Régis Soubrouillard 30/09/2010
Plusieurs manifestations contre les mesures d'austérité ont été organisées mercredi en Europe, de la Grèce à l'Espagne, en passant par la Pologne. A Dublin, un homme est allé jusqu'à bloquer les portes du Parlement irlandais au moyen d'un camion pour protester contre le sauvetage onéreux des banques. Avant les manifestations contre les retraites, prévues ce samedi, en France.
l y avait 56.000 personnes selon la police, 100.000 selon les syndicats. A Bruxelles, comme à Paris, compter les manifestants est un art difficile. Quoiqu’il en soit, la capitale européenne est devenue mercredi le théâtre de la grogne sociale qui enfle dans les 27 pays membres de l’Union européenne. Des dizaines de milliers de manifestants réunis pour une euromanifestation pour dire « stop à l'austérité ».
Déjà les syndicats évoquent le plus vaste mouvement social européen jamais organisé contre des mesures envisagées par l’Union Européenne.
La dernière mobilisation importante de ce type remonte à décembre 2001, où la Confédération Européenne des Syndicats avait mobilisé 80.000 personnes dans la capitale européenne pour réclamer « plus d'Europe sociale ». Les syndicats espèrent peser sur la Commission européenne, qui présente ses plans pour sanctionner les pays de la zone euro trop laxistes d'un point de vue budgétaire.
UNE CONSOMMATION D'ÉLECTRICITÉ EN CHUTE DE 18% EN ESPAGNE
- Une grève générale en Espagne, la première de l’ère Zapatero. Les Espagnols protestaient mercredi, contre la réforme du marché du travail et le plan de rigueur du gouvernement. Même querelle de chiffres. Une goutte d’eau selon la police, un raz de marée pour les syndicats. Les syndicats espagnols ont estimé que dix millions de salariés, soit un sur deux, avait cessé le travail, mentionnant dans des communiqués des taux de participation de près de 100% pour l'industrie sidérurgique et un « arrêt total » pour les entreprises du secteur automobile. Indice de la baisse d'activité dans le pays, la consommation d'électricité était inférieure à la mi-journée de 17,6% par rapport à la normale, a tout de même reconnu le Ministre du Travail…

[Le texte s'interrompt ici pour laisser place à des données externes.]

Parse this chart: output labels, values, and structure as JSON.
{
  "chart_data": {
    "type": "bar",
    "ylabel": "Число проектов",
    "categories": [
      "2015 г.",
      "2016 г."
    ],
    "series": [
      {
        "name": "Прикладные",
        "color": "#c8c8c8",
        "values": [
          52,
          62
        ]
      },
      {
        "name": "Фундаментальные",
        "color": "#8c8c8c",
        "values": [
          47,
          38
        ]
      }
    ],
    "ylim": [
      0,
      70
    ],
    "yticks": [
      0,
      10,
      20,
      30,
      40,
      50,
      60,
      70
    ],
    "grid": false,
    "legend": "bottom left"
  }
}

- à Varsovie, des milliers de salariés polonais ont manifesté sous la pluie pour protester contre les plans gouvernementaux destinés à geler les salaires et augmenter certaines taxes. Ils ont réclamé des garanties en matière de sécurité de l'emploi et l'abandon des plans prévoyant la hausse de taxes. Après des manifestations de camionneurs, des arrêts de travail de personnels médicaux et des employés de chemins de fer ont été constatés en Grèce.
- à Dublin, la police a annoncé l'arrestation d'un homme de 41 ans, après l'action d'un individu qui a bloqué les portes du Parlement à l'aide d'une bétonnière, pour dénoncer le plan de sauvetage onéreux des banques. Sur le véhicule, étaient inscrits en lettres rouges les mots « Toxic Bank », apparemment en référence à l'Anglo Irish Bank, nationalisée l'an dernier pour sauver l'établissement de l'effondrement, ainsi que la phrase tous les hommes politiques devraient être renvoyés ».
- au Portugal, la première confédération syndicale portugaise CGTP, proche du parti communiste, organisait des manifestations à Lisbonne et à Porto. Les deux principales centrales syndicales en Pologne, Solidarité et OPZZ, ont appelé à manifester devant le siège du gouvernement. D'autres rassemblements sont annoncés en Irlande, en Italie, en Serbie, en Lettonie. En France, enfin, des nouveaux rassemblements sont prévus samedi contre la réforme des retraites.
DÉMONSTRATION DE PUISSANCE OU PÉTARD MOUILLÉ ?
Une addition de mécontentements qui dit bien l’ampleur de l’abattement social des populations européennes. De là à annoncer l’émergence subite d’un mouvement social européen… Certes, les mouvements sociaux présentent tous indiscutablement un ensemble de traits communs qui leur donnent un air de famille. Pour autant, la mobilisation apparaît largement dispersée dans ses objectifs tant les revendications diffèrent d’un pays à l’autre.
Un flou artistique résumé par le Guardian qui estime que la semaine sera évidemment un« test de la puissance résiduelle des syndicats dans une ère de « capitalisme de casino » et de gouvernements en faillite » mais qui pourrait « tout aussi bien n’être qu’un pétard mouillé bruyant, une démonstration d'impuissance ». A double tranchant.